Falando em retorno financeiro – afinal, não podemos fingir que este não é um tópico relevante – o público tende a movimentar mais eventos que têm artistas com grandes números em plataformas digitais e maior visibilidade, o que resulta em ingressos com valor elevado e inacessíveis para as pessoas que moram em comunidades, às quais a maior parte dos rappers se direciona nas letras.

Rappers underground não rendem tanto lucro em comparação com o “hip hop mainstream”, que são aqueles que estão sempre no topo do Spotify, em alta no Youtube e aparecem até em rede nacional, como L7nnon e Filipe Ret, mas que não tem como “marca” o grito da favela como, por exemplo, Kmilla CDD e MC Marechal.

A problemática dos ingressos caros que resultam em um público mais elitista não é de agora. Em entrevista ao Podcast Flow, o rapper DK47 fala sobre a importância da mensagem furar a bolha e chegar tanto nas comunidades quanto na elite.

“O rap chega tanto em quem não tem noção do que acontece nas favelas, quanto em quem mora na favela e não tem noção do que acontece na política, pois muitas vezes essa pessoa trabalha 12h por dia, preocupada em fazer dinheiro para se alimentar e sobreviver”, comenta DK47.

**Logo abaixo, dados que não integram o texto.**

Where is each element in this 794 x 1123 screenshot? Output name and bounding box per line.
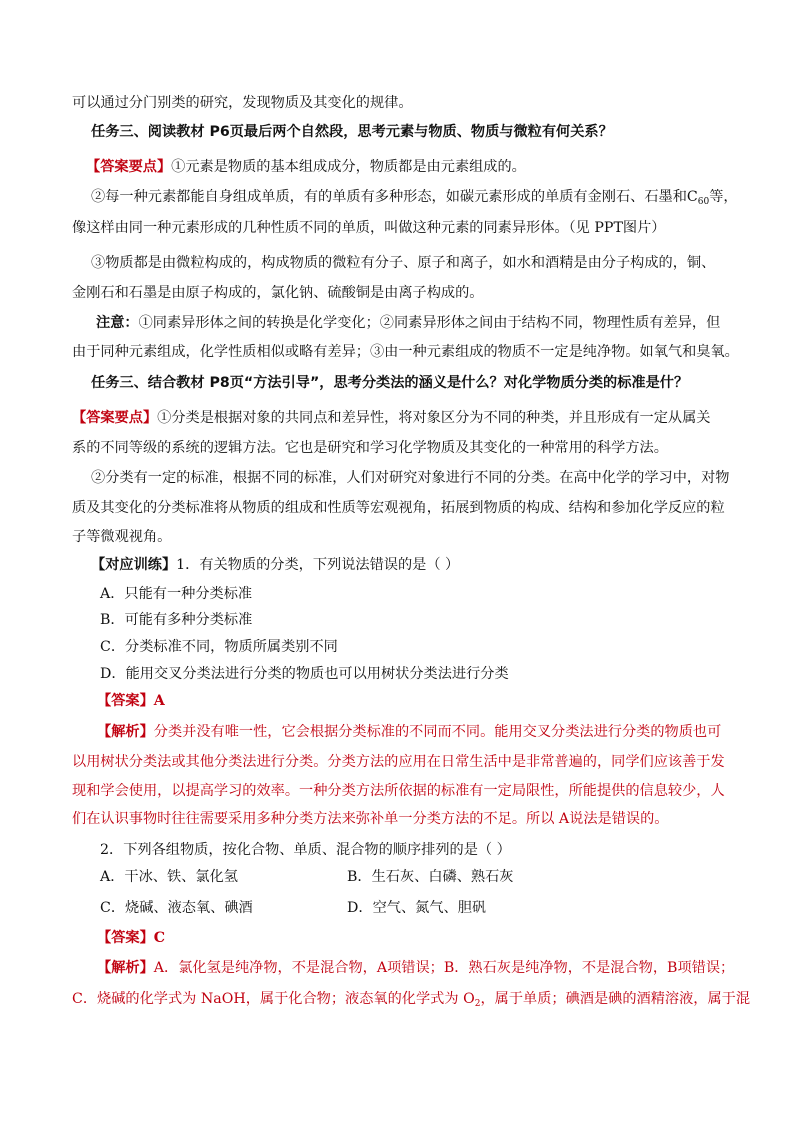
- explanation-text: A．氯化氢是纯净物，不是混合物，A项错误；B．熟石灰是纯净物，不是混合物，B项错误；: [153, 960, 735, 976]
- answer-line: 子等微观视角。: [72, 529, 172, 545]
- answer-line: [72, 408, 710, 428]
- explanation-text: C．烧碱的化学式为 NaOH，属于化合物；液态氧的化学式为 O: [72, 991, 475, 1007]
- explanation-line: 们在认识事物时往往需要采用多种分类方法来弥补单一分类方法的不足。所以 A说法是错误的。: [72, 811, 669, 827]
- option-a: A．干冰、铁、氯化氢: [100, 869, 238, 885]
- answer-line: ③物质都是由微粒构成的，构成物质的微粒有分子、原子和离子，如水和酒精是由分子构成的，铜、: [91, 255, 716, 271]
- answer-line: 金刚石和石墨是由原子构成的，氯化钠、硫酸铜是由离子构成的。: [72, 285, 484, 301]
- explanation-label: 【解析】: [97, 960, 154, 976]
- answer-text: ①分类是根据对象的共同点和差异性，将对象区分为不同的种类，并且形成有一定从属关: [157, 410, 711, 426]
- note-line: 由于同种元素组成，化学性质相似或略有差异；③由一种元素组成的物质不一定是纯净物。如氧气和臭氧。: [72, 344, 739, 360]
- explanation-line: [97, 722, 721, 742]
- answer-line: ②分类有一定的标准，根据不同的标准，人们对研究对象进行不同的分类。在高中化学的学习中，对物: [91, 470, 730, 486]
- answer-line: 【答案】A: [97, 693, 165, 709]
- option-b: B．生石灰、白磷、熟石灰: [347, 869, 514, 885]
- option-d: D．能用交叉分类法进行分类的物质也可以用树状分类法进行分类: [100, 666, 509, 682]
- answer-line: 像这样由同一种元素形成的几种性质不同的单质，叫做这种元素的同素异形体。（见 PPT图片）: [72, 220, 666, 236]
- question-stem: 2．下列各组物质，按化合物、单质、混合物的顺序排列的是（ ）: [100, 842, 511, 858]
- note-text: ①同素异形体之间的转换是化学变化；②同素异形体之间由于结构不同，物理性质有差异，但: [138, 315, 721, 331]
- answer-line: 质及其变化的分类标准将从物质的组成和性质等宏观视角，拓展到物质的构成、结构和参加化学反应的粒: [72, 500, 725, 516]
- option-row: [100, 898, 660, 918]
- option-row: [100, 867, 660, 887]
- option-c: C．分类标准不同，物质所属类别不同: [100, 639, 338, 655]
- explanation-line: [97, 958, 734, 978]
- explanation-line: [72, 989, 750, 1009]
- task-heading: 任务三、结合教材 P8页“方法引导”，思考分类法的涵义是什么？对化学物质分类的标准是什？: [91, 375, 689, 391]
- answer-text: ①元素是物质的基本组成成分，物质都是由元素组成的。: [171, 159, 526, 175]
- explanation-line: 以用树状分类法或其他分类法进行分类。分类方法的应用在日常生活中是非常普遍的，同学们应该善于发: [72, 754, 725, 770]
- option-a: A．只能有一种分类标准: [100, 586, 253, 602]
- option-c: C．烧碱、液态氧、碘酒: [100, 900, 253, 916]
- subscript: 60: [697, 197, 710, 207]
- task-heading: 任务三、阅读教材 P6页最后两个自然段，思考元素与物质、物质与微粒有何关系？: [91, 124, 613, 140]
- answer-line: 【答案】C: [97, 930, 166, 946]
- explanation-label: 【解析】: [97, 724, 154, 740]
- answer-key-label: 【答案要点】: [72, 410, 158, 426]
- option-b: B．可能有多种分类标准: [100, 612, 253, 628]
- answer-key-label: 【答案要点】: [86, 159, 172, 175]
- training-label: 【对应训练】: [91, 557, 177, 573]
- explanation-text: ，属于单质；碘酒是碘的酒精溶液，属于混: [480, 991, 751, 1007]
- explanation-text: 分类并没有唯一性，它会根据分类标准的不同而不同。能用交叉分类法进行分类的物质也可: [153, 724, 722, 740]
- answer-text: 等，: [709, 189, 738, 205]
- note-line: [96, 313, 720, 333]
- question-text: 1．有关物质的分类，下列说法错误的是（ ）: [176, 557, 460, 573]
- subscript: 2: [474, 999, 481, 1009]
- answer-line: [86, 157, 526, 177]
- question-stem: [91, 555, 459, 575]
- answer-line: 系的不同等级的系统的逻辑方法。它也是研究和学习化学物质及其变化的一种常用的科学方法。: [72, 440, 668, 456]
- paragraph-line: 可以通过分门别类的研究，发现物质及其变化的规律。: [72, 95, 413, 111]
- note-label: 注意：: [96, 315, 139, 331]
- explanation-line: 现和学会使用，以提高学习的效率。一种分类方法所依据的标准有一定局限性，所能提供的信息较少，人: [72, 783, 725, 799]
- answer-line: [91, 187, 738, 207]
- answer-text: ②每一种元素都能自身组成单质，有的单质有多种形态，如碳元素形成的单质有金刚石、石墨和C: [91, 189, 698, 205]
- option-d: D．空气、氮气、胆矾: [347, 900, 487, 916]
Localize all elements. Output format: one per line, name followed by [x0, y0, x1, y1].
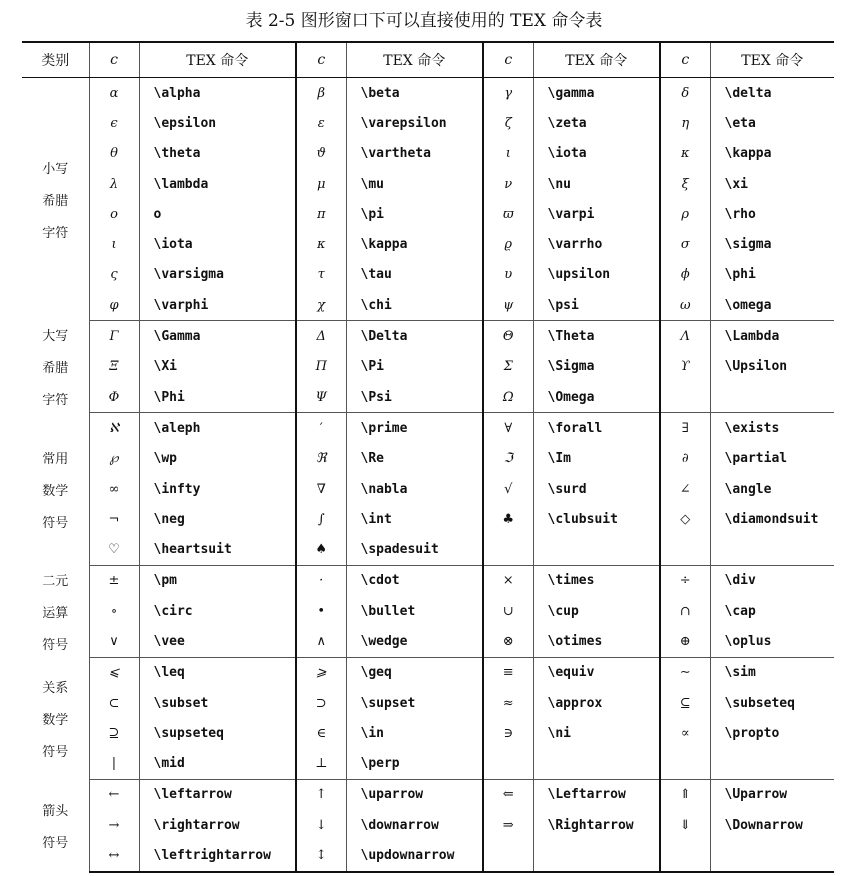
command-cell: \Re [346, 444, 483, 474]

Ainda na conversa, DK sugere que seria interessante que os próprios artistas da cena tivessem a iniciativa de organizar festivais desse tipo. O acesso aos cantores seria mais fácil, teríamos a inclusão de nomes que são esquecidos por grandes organizações e o lucro poderia retornar para a comunidade.

A ideia foi colocada em prática. O rapper Orochi, dono da gravadora Mainstreet Records, anunciou oficialmente o primeiro Mainstreet Festival. O evento acontecerá no dia 05 de maio de 2023 no Rio Centro, localizado no Rio de Janeiro. Entretanto, na line up, apenas artistas que fazem parte da gravadora, modesta presença de mulheres, sem artistas menores em termos de expressão e o preço do ingresso também não agradou.

Ainda em 2022, quando foi divulgada a line up do Rep Festival, a repercussão negativa em cima do nome de Luísa Sonza fez com que a organização voltasse atrás e substituísse a cantora pelo rapper Don L.

A cobrança por um festival com a presença de mais mulheres e rappers underground está acontecendo. Representatividade não é um favor, é uma forma de demonstrar respeito a cultura e ideais do hip hop. Entretanto, da mesma forma que os organizadores precisam se mobilizar com atenção, cientes de que não é “qualquer artista” que serve, essa cobrança precisa sair das redes sociais e ser compatível com os comportamentos do público.

É necessária uma mudança na estrutura, se não, novamente teremos nomes como Luísa Sonza preenchendo os lugares de Flora Matos, Tasha e Tracie, NINA, Budah, Kmila CDD, Mc Luanna, Dalsin, Sant e ADL. E assim, a favela não vence.